On Monday at TD Garden, Carolina coach Kirk Muller needed to glimpse only four Bruins shots to determine that his goaltender was not fit to see any more pucks.
Less than eight minutes into his worknight, Justin Peters had swapped his mask for a baseball cap.
The Hurricanes were down two goals because of some JV goaltending from Peters. Rich Peverley snapped a shot on goal that ticked off Peters’s glove and bounced behind the net. Before Peters could recover, Peverley had whipped around the cage, picked up the puck, and tucked it over the line to give the Bruins a 1-0 lead at 3:51.
Four minutes later, Gregory Campbell curled around the net and flipped a backhander on goal. Instead of placing his paddle on the ice to stop the shot, Peters didn’t get his stick flush. Before he knew where the puck ended up, Brad Marchand had crashed the crease, found the garbage, and made it a 2-0 game.
At the other end, Tuukka Rask faced far more challenging shots. The difference was that Rask, in an 18-save period, had kept every puck out.
“If he doesn’t stop the puck, we’re behind in the game,” Boston defenseman Dennis Seidenberg said after the 6-2 win. “You know how the game changes once the team is up. They sit back.
“So we got lucky in the first. We converted on those chances, but if we had fallen behind, it would have been tough to come back.”
Rask is in the Vezina Trophy conversation as the NHL’s best goalie. He is 17-6-4 with a 1.95 goals-against average and a .928 save percentage. Rask has been consistent all season, but in his last three starts, he has elevated his game even more.
Last Thursday against New Jersey, Rask stuffed the Devils on all 40 shots to record his third shutout of the season. Two days later, only two bad bounces (one off Matt Bartkowski, the second off Seidenberg) resulted in a pair of Montreal goals.
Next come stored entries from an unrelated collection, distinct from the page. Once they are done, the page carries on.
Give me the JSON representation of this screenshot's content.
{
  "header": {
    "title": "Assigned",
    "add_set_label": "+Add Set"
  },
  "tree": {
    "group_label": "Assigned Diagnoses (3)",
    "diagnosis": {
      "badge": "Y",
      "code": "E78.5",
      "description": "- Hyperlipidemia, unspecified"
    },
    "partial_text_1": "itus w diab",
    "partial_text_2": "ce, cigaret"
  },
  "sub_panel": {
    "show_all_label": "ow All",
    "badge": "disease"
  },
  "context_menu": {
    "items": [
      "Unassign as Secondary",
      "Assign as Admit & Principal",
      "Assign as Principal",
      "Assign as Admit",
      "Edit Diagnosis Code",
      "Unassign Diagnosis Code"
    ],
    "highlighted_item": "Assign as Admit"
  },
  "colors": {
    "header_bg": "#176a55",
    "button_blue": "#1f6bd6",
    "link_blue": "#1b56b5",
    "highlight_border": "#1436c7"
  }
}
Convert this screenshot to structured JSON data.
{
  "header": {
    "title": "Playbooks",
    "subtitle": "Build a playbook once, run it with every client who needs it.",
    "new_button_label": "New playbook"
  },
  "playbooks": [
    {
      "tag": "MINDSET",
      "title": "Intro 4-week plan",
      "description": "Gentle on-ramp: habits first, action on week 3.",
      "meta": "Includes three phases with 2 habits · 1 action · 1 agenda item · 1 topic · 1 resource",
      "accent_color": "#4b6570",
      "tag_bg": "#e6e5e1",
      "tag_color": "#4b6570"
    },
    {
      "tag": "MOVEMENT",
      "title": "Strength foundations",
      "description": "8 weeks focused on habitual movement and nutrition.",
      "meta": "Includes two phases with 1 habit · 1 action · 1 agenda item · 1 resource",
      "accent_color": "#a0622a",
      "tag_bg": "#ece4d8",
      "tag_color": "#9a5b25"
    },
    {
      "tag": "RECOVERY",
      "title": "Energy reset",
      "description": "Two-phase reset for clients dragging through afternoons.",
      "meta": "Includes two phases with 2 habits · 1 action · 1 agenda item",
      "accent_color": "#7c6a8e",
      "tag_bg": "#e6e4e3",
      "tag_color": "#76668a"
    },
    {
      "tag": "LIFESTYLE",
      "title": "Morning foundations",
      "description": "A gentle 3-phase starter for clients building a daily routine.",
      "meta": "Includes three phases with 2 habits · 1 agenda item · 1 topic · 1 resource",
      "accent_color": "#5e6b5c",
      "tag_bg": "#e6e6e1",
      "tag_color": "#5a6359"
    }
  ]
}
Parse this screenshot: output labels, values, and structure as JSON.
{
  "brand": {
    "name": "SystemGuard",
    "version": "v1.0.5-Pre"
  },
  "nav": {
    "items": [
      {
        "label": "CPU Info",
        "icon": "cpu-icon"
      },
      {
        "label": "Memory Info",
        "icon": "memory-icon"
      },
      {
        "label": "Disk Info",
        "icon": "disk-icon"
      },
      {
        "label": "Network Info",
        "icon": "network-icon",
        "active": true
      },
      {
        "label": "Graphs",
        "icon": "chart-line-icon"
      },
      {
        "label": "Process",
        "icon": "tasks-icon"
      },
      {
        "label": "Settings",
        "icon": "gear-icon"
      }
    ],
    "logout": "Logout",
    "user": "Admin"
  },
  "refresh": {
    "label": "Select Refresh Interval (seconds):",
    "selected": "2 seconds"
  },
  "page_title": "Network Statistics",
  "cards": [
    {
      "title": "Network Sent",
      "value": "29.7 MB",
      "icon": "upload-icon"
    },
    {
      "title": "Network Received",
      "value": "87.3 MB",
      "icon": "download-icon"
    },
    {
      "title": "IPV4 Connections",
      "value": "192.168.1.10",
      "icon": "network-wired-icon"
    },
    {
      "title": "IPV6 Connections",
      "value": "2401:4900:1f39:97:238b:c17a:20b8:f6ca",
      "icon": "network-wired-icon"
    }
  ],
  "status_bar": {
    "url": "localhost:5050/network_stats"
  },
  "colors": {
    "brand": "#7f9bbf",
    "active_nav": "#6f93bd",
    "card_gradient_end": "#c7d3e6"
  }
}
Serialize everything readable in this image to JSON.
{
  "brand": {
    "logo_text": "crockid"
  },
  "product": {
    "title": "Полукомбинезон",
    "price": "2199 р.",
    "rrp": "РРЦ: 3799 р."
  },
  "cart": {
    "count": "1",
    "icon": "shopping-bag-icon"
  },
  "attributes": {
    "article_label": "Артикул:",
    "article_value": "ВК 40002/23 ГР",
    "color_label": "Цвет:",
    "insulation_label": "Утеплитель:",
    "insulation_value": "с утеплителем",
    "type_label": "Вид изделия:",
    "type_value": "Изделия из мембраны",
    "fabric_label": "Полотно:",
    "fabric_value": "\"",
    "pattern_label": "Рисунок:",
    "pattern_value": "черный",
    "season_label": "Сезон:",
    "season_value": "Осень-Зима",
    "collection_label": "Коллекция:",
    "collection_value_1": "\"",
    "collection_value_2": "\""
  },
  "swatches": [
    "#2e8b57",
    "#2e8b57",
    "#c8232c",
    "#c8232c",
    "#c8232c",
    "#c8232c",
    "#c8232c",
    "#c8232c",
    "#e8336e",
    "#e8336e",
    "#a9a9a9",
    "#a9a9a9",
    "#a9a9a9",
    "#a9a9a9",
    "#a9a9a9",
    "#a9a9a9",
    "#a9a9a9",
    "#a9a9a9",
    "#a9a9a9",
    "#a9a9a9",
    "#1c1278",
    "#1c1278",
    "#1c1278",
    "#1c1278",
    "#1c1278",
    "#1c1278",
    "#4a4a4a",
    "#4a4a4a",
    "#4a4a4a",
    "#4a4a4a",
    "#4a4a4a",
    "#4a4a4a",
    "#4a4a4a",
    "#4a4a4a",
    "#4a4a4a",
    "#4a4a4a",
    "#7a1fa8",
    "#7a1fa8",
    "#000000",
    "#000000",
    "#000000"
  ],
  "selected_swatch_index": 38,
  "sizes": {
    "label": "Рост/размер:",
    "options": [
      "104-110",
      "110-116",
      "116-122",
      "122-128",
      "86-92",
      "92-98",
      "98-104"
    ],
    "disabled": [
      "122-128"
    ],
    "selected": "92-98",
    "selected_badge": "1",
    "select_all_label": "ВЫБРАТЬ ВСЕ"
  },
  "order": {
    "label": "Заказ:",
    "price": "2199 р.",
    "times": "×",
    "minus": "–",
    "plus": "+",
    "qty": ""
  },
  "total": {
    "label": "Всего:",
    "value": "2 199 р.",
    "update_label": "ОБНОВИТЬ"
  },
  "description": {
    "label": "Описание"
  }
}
In his most recent start, Rask was money when it counted — in the first period, when the Hurricanes pushed their hardest. When it was still 0-0 and the Bruins’ defensive-zone coverage was slack, Rask made his best save.
First, Dougie Hamilton got caught up ice. Then, Zdeno Chara and Milan Lucic engaged Jordan Staal in a race for the puck. Staal beat both of them, which created a two-on-zero rush. Zac Dalpe took a cross-crease pass from Jiri Tlusty and should have buried his shot. But Rask pushed from right to left and kicked out Dalpe’s bid.
Just like that, Rask covered up his teammates’ mistakes.
“We turned it over a couple too many times,” Rask said. “The biggest thing is just doing the job you’re supposed to do, and not trying to do another guy’s job, because then everything just falls down.
“I think that’s what our focus has to be in the future, just trying to be compact out there and protect the net. That’s a big thing — trusting one another and being confident.”
Given Rask’s shutout of New Jersey, it’s a good bet he’ll be back in the net Wednesday at the Prudential Center. The Bruins play again Thursday at home against the Islanders, but Anton Khudobin could give Rask a rest that night.
After that, the Bruins will have eight regular-season games remaining. Khudobin could give Rask a breather in two or three. But the Bruins will want to give Rask every chance to stay in the groove heading into the playoffs.
Swedish center Carl Soderberg is nearing a deal to join the Bruins, according to multiple reports. In his weekly afternoon interview on “The Sports Hub,’’ team president Cam Neely was optimistic about Soderberg joining the team. Neely referred to the 6-foot-3-inch, 210-pound Soderberg as a big body who can skate. Although the Bruins lack depth at center with Patrice Bergeron sidelined with a concussion, Neely told 98.5, “I think we’d like to try him [Soderberg] on the wing first and see if he’s comfortable there.” . . . The Bruins signed prospect Seth Griffith to a three-year entry-level contract. The forward was a fifth-round selection in 2012. This season, Griffith has 33 goals and 48 assists in 54 games for London (OHL). The 20-year-old will most likely begin his pro career in Providence in 2013-14.